06 May 2009
After six years of development, GE has demonstrated materials that could store 500 gigabytes of data in a standard DVD-sized disk.
The ability to store 1 terabyte of information on an optical disk, a long-standing Holy Grail of the data storage world, has moved a step closer. GE Global Research, the technology development arm of General Electric, has demonstrated a microholographic storage material that it claims could support 500 gigabytes of storage capacity in a standard DVD-sized disk.
Holographic data storage involves the creation of optical interference patterns in a photosensitive medium, using two separate laser beams derived from a single source. By adjusting variables such as the beam angle, wavelength or media position, a large number of holograms can be stored on a single disk, and can be positioned throughout the volume of the storage media.
The GE team successfully recorded microholographic marks with a diameter of approximately one micron and reflectivity approaching 1% in a storage material. It is this level of reflectivity that provides the key.
"We are creating chemical changes in microscopic patterns that will generate higher reflectivity when read by a low-power laser," said programme leader Brian Lawrence. "Recently we have made dramatic increases in the amount of light that can be reflected by the holograms. Reflectivities as high as 1% represent a 100–200× improvement in performance. When we scale the holograms down in size to those that would correspond to the marks created using standard DVD or Blu-ray optics, the reflectivities will be sufficient to enable the storage of up to 500 gigabytes of data in a single CD-sized disk."
GE's holographic storage programme has now turned the corner, according to Bill Kernick of GE's Technology Ventures team: "With this milestone we can now intensify our efforts in commercialization opportunities," he said.

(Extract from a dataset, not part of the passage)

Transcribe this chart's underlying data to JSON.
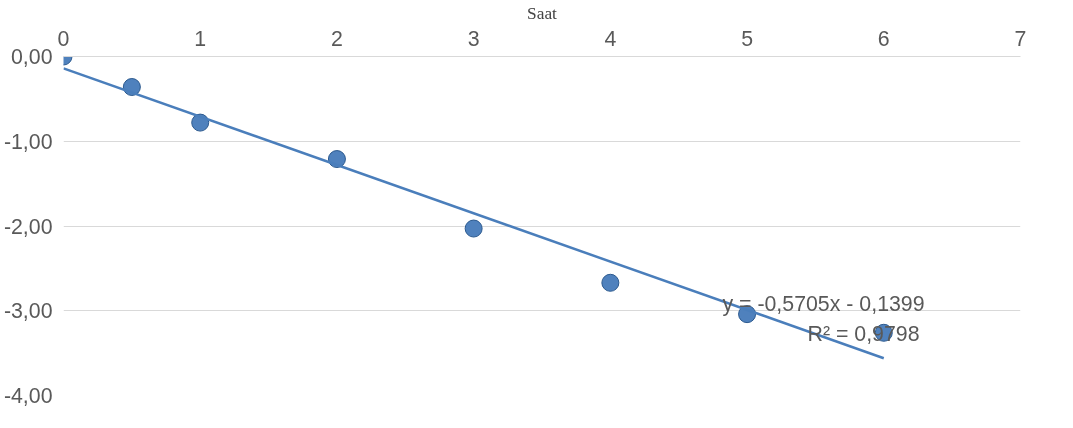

Those opportunities will lie initially in the commercial archival industry, with consumer applications following at a later stage.
• Other techniques to approach the 1 terabyte goal include a range of optical methods such as chromophore poling and deliberate void formation in optical materials, although progress to date has been mixed. Israeli developer Mempile told optics.org about reaching the 300 gigabyte mark using its Teradisk process based on two-photon absorption of light-sensitive chemicals, but developments beyond that level appear to have slowed.